I'm 25, and trying to deal with my depression which is quite crippling. I am getting medicated and working with a therapist, but I also discovered something else that helps me personally. Check it out at my new blog.

http://horrormoviemedication.blogspot.com/2013/02/why-horror-helps.html

keep up the good fight.

Raven's Haven said...

I agree with the platitude...don't let it define us. I also agree with "Horror", though not by the same means. Identify what might be triggering an episode, then Divert. Isn't diversion what works best, besides meds of course? Ha. I'm a Believer, so I have the positive influence of Christ and prayer. I immerse myself in things and places I love (if I can move). I stay out of my head as much as possible during bad days. I just started writing again (blog of course) and this helps too. Best of everything!

Chelsea Sawyer said...

Really great piece. I used to feel the same way but not anymore. It would be a same to admit I once thought of suicide too but realized that there's more to life than what I have experienced. Meds didn't work for me but the support I got from my family and friends helped me get through it.

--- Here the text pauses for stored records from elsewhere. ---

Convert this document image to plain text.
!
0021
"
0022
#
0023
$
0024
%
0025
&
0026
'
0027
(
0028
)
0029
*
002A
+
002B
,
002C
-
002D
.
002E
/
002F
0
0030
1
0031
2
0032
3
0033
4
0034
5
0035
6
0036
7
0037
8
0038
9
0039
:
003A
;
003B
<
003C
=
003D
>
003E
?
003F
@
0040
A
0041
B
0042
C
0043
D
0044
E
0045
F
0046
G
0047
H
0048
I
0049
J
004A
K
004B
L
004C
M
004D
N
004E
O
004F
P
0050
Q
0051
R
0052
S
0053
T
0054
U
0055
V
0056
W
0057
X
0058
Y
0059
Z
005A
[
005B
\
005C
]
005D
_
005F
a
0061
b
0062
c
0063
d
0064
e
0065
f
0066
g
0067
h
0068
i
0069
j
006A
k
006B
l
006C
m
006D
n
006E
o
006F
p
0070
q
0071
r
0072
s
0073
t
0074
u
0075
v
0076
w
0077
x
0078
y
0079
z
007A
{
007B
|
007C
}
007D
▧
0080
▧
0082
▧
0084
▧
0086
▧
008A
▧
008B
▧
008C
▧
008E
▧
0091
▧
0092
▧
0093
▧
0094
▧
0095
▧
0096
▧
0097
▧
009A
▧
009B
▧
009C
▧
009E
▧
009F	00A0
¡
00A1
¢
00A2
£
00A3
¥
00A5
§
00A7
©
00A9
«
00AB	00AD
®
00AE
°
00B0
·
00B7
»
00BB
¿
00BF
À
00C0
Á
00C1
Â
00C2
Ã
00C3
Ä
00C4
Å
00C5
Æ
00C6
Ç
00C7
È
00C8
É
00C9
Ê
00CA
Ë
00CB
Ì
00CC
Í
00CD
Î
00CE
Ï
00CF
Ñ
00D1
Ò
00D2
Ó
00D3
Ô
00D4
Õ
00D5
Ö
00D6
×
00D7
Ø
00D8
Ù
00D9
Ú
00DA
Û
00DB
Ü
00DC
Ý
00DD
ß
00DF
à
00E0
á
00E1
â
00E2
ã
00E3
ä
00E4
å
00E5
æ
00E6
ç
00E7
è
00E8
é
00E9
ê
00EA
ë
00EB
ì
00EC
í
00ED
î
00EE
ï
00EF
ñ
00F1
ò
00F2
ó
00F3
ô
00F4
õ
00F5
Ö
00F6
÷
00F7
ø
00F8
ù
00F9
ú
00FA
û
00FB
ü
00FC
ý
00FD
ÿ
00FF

I did natural depression treatment. Thanks for this. Great read!

Joyless said...

how can I tell my story, hoping it may help me

Joyless said...

I am 67 years old and have been mostly sad all of my life. I have everything that any person my age could possibly want, monetarily and with family. I've been in therapy for 25 years and on every possible medication. I'm so sick of it. My family is unaware because I'm such a good pretender. I really have 2 me's and I like the fact that everyone thinks i'm happy.